PARIS -- The four-day Carrousel de la Mode collection of fashion trade shows at the Jardin des Tuileries closed Tuesday, with organizers claiming a 25 percent increase in traffic over the October edition.

Exhibitors were upbeat about buyer interest, though not devoid of complaints about timing and increased costs.

The Carrousel groups the Atmosphere d'Hiver, Paris sur Mode and Groupe des Halles fashion salons with the Premiere Classe accessories show in temporary tents just down the street from the Paris designer rtw shows, making it easier for buyers and the press to cover both.

Last October marked the first time the shows were combined at one site; previously, they had been held at several venues around Paris. But old habits die hard; 31 of Atmosphere's 58 exhibitors stayed at their traditional location at the nearby Hotel Saint-James et d'Albany.

Carrousel director Yves Mouclier, son of Chambre Syndicale President Jacques Mouclier, said he was looking to further tie in the tents at the Tuileries with the designer collections.

"Next fall, we hope to have two exhibitors, selected by the Chambre Syndicale, who will be allowed to stage shows at the Louvre during the ready-to-wear collections," he said.

Mouclier said attendance after three days, the last available count, was 4,052, up 25 percent over all five days last October.

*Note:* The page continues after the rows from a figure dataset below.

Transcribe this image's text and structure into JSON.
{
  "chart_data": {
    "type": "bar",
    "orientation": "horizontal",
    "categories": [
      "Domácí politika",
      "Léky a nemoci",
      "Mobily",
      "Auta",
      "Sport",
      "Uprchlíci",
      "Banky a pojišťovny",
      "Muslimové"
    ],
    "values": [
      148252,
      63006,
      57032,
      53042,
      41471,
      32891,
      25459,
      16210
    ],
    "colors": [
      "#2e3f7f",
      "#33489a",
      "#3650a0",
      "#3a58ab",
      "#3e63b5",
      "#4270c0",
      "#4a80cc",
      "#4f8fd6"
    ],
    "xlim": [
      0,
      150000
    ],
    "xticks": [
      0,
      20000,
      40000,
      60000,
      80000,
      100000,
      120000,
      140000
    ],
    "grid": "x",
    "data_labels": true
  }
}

The figure refers to the number of stores at the shows and not the total number of buyers.

Although the Carrousel benefits from its proximity to the designer collections, some exhibitors complained that reducing the shows from five days to four, plus the hectic weekend schedule at the start of the collections, made it hard for buyers to find the time to come to the Carrousel.

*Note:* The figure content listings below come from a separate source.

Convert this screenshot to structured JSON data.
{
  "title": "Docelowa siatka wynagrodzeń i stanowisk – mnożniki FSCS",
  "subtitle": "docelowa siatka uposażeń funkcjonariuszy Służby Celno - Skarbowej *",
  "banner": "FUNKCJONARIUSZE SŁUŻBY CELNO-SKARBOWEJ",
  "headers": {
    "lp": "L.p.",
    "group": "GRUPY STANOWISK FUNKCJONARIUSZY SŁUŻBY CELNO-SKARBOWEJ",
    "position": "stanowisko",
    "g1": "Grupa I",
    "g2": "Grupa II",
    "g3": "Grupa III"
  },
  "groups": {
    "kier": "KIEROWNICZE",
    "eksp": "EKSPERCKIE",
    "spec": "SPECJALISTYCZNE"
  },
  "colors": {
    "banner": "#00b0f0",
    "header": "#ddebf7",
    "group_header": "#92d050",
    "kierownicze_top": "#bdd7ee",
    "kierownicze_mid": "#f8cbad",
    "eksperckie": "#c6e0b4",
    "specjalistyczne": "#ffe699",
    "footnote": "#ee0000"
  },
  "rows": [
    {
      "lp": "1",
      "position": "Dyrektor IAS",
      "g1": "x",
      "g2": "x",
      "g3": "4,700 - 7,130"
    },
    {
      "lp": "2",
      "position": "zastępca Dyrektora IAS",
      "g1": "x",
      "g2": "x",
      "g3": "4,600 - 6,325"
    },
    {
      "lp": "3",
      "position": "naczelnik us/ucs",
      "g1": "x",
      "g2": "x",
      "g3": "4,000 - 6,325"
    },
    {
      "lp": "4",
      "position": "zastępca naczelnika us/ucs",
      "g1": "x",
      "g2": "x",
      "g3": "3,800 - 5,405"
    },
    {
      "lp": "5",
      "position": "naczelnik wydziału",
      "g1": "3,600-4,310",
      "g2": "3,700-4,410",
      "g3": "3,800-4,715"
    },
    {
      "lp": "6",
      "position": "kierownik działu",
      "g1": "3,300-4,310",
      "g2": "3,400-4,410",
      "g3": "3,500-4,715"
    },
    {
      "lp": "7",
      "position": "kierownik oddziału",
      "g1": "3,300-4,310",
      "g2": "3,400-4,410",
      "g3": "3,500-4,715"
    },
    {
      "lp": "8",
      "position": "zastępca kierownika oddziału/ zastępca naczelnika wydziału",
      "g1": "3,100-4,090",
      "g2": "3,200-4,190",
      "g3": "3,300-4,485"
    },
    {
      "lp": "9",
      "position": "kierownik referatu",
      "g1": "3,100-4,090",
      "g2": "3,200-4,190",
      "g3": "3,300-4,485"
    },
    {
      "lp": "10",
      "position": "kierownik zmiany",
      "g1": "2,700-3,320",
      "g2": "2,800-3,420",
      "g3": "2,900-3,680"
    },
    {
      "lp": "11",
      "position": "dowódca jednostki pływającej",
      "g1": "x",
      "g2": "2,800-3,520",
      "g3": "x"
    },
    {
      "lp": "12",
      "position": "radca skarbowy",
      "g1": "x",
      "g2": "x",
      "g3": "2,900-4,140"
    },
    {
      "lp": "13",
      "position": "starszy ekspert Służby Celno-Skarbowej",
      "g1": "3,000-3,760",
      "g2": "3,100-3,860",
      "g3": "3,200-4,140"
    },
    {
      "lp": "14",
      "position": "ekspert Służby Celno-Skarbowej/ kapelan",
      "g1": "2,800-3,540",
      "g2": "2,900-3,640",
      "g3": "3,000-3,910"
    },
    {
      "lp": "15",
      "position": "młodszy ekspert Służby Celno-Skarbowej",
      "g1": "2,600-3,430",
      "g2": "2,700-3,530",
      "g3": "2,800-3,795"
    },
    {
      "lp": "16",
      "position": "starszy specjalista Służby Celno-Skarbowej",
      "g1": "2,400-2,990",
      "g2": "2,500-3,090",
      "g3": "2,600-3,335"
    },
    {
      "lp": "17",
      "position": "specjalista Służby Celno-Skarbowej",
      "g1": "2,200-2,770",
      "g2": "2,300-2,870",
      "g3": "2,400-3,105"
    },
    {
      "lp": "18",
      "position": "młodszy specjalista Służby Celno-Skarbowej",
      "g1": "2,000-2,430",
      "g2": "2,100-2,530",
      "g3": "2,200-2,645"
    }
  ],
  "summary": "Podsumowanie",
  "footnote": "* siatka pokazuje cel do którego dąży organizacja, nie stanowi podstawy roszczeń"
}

That problem may be resolved next fall. Mouclier said that since the Paris collections would start Monday, Oct. 10, the Carrousel dates might be pushed back to the end of the week, easing conflicts. Meanwhile, at Atmosphere, some exhibitors complained about steep rate hikes. Prices per square meter at the Carrousel jumped from about $394 (2,300 francs) in October to $428 (2,500 francs) in March.

In terms of trends, layering was important. There was also talk at a few exhibits that U.S. buyers were not particularly price sensitive this time around. But this was far from universal, and many exhibitors put their less-expensive foot forward.The Belgian firm Anvers, for example, was showing its less-expensive line of casual separates, Simple d'Anvers, for the second season. "It's our way of combating price resistance," explained Martine Julien, who represents Anvers in the U.S.

Maria Drogo, an Italian designer whose firm is based in Barcelona, Spain, won praise for her efforts on prices from Karen Daskas of Birmingham, Mich., whose store Tender caters to 20- and 30-year-olds.

"The fabrics are great. She has a lot of style and the prices are good," Daskas said. "I just received her spring collection and sold 11 pieces in less than two hours."